Ein internationales Kooperationsprojekt unter Beteiligung der Leibniz Universität hat den Sandabbau im Mekong-Delta und seine Folgen erforscht.
Sand ist ein wertvoller Rohstoff, der weltweit zunehmend knapp wird: Er ist der Hauptbestandteil von Beton, Glas wird aus Sand hergestellt, er ist im Straßenbau und in der Industrie stark nachgefragt. Das Umweltprogramm der UN beschreibt in seinem jüngsten Bericht aus dem Mai 2019, dass der Rohstoff Sand als wertvolle Ressource der Bauindustrie und Landgewinnung mittlerweile der zweithäufigst gehandelte Rohstoff nach Wasser ist . Vor diesem Hintergrund hat sich ein hart umkämpfter Markt um den Rohstoff Sand entwickelt, der zunehmend auch die informelle Entnahme von Sand aus der Gewässersohle von Flüssen bedingt. Infolge von nicht nachhaltigem Sandabbau ergeben sich teils verheerende Folgen für die Umwelt und den Menschen, unter anderem durch Uferabbrüche und Küstenerosionen.
Forschungsprojekt zum Sandabbau im Mekong-Delta
Ein Forschungsprojekt des Ludwig-Franzius-Instituts für Wasserbau, Ästuar- und Küsteningenieurwesen (LuFI) der Leibniz Universität hat in den vergangenen Jahren im Mekong-Delta in Vietnam eine Bestandsaufnahme der Sandvorkommen und Transportkapazitäten des Flusses gemacht.
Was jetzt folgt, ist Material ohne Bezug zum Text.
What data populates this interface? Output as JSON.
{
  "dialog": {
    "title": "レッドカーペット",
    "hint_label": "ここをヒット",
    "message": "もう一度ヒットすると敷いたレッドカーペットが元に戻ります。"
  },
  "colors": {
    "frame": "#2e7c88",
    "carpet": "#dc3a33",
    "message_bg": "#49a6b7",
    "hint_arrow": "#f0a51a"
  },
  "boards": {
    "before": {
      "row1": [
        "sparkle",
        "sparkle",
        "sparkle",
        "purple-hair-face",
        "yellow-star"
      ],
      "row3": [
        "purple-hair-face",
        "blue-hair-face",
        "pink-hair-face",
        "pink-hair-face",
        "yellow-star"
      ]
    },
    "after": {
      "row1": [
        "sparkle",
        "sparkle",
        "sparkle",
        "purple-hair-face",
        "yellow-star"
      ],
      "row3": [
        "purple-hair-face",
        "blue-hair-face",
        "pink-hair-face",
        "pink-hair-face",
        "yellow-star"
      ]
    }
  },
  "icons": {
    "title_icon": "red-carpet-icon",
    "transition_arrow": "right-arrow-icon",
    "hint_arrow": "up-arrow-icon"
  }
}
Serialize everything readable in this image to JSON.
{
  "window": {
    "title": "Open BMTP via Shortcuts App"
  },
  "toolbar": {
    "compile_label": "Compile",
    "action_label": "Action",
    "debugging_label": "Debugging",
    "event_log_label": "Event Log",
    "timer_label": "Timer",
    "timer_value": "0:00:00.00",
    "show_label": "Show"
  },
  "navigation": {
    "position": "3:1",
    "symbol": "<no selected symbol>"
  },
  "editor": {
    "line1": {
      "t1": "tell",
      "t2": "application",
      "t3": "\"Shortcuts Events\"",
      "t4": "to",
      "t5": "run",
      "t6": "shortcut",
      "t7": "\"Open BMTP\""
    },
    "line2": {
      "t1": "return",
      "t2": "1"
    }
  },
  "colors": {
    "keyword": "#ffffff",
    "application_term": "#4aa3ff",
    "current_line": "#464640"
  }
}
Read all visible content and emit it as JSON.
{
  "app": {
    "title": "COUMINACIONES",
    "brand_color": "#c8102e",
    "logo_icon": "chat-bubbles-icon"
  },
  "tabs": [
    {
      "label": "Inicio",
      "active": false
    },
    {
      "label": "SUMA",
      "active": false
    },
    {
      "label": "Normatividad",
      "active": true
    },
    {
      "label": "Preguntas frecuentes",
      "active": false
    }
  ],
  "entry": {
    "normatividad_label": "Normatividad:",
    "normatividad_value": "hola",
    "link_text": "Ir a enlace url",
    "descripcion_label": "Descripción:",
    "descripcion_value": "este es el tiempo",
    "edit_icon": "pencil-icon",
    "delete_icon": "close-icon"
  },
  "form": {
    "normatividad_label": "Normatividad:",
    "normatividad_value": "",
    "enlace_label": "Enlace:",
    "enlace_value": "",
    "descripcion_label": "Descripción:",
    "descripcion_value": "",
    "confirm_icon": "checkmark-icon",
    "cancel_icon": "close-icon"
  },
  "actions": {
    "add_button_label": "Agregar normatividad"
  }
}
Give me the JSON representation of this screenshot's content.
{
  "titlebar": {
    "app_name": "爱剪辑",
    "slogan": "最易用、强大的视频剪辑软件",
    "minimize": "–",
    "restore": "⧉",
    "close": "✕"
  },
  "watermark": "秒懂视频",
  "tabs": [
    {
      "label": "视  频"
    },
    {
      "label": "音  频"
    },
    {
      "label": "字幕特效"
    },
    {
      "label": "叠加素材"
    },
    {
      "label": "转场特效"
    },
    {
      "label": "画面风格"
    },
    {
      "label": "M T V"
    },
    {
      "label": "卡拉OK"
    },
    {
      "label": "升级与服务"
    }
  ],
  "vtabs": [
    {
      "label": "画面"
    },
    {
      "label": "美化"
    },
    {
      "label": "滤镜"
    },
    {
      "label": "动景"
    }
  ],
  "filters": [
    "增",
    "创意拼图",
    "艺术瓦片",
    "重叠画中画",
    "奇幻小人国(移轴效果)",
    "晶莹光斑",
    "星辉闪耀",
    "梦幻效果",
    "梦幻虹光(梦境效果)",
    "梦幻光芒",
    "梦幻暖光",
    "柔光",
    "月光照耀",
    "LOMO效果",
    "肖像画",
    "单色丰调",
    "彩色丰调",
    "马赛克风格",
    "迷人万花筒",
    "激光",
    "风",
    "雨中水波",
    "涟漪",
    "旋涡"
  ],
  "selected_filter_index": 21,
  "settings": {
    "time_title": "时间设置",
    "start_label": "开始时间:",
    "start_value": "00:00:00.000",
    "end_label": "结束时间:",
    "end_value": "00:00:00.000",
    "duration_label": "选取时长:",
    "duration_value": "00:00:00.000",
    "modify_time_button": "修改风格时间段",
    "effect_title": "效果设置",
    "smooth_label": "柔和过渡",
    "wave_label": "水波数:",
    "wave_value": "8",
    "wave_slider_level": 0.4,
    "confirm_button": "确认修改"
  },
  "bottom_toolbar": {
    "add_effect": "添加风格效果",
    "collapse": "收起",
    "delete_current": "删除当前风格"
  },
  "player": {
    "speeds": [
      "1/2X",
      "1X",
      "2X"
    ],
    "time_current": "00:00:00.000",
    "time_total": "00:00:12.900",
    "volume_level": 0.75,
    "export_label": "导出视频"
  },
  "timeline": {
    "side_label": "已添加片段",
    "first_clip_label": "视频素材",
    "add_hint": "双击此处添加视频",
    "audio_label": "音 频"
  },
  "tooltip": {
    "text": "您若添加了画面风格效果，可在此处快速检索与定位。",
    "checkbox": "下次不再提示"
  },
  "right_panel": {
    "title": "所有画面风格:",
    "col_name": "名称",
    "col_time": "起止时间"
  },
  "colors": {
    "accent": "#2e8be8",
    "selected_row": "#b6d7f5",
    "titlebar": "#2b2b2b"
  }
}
Die Wissenschaftler konnten anhand von umfangreichen Messungen unter anderem detaillierte Rückschlüsse auf lokale, informelle Sandentnahmen und die nicht nachhaltigen Entwicklungen des Sandbudgets ziehen. Die Ergebnisse des Teilvorhabens mit dem Helmholtz Zentrum Potsdam Deutsches GeoForschungsZentrum (GFZ) sowie der Vietnam National University (VNU) sind jetzt in der renommierten Fachzeitschrift Scientific Reports erschienen. Scientific Reports ist eine wissenschaftliche Fachzeitschrift, die online von der Nature Publishing Group herausgegeben wird.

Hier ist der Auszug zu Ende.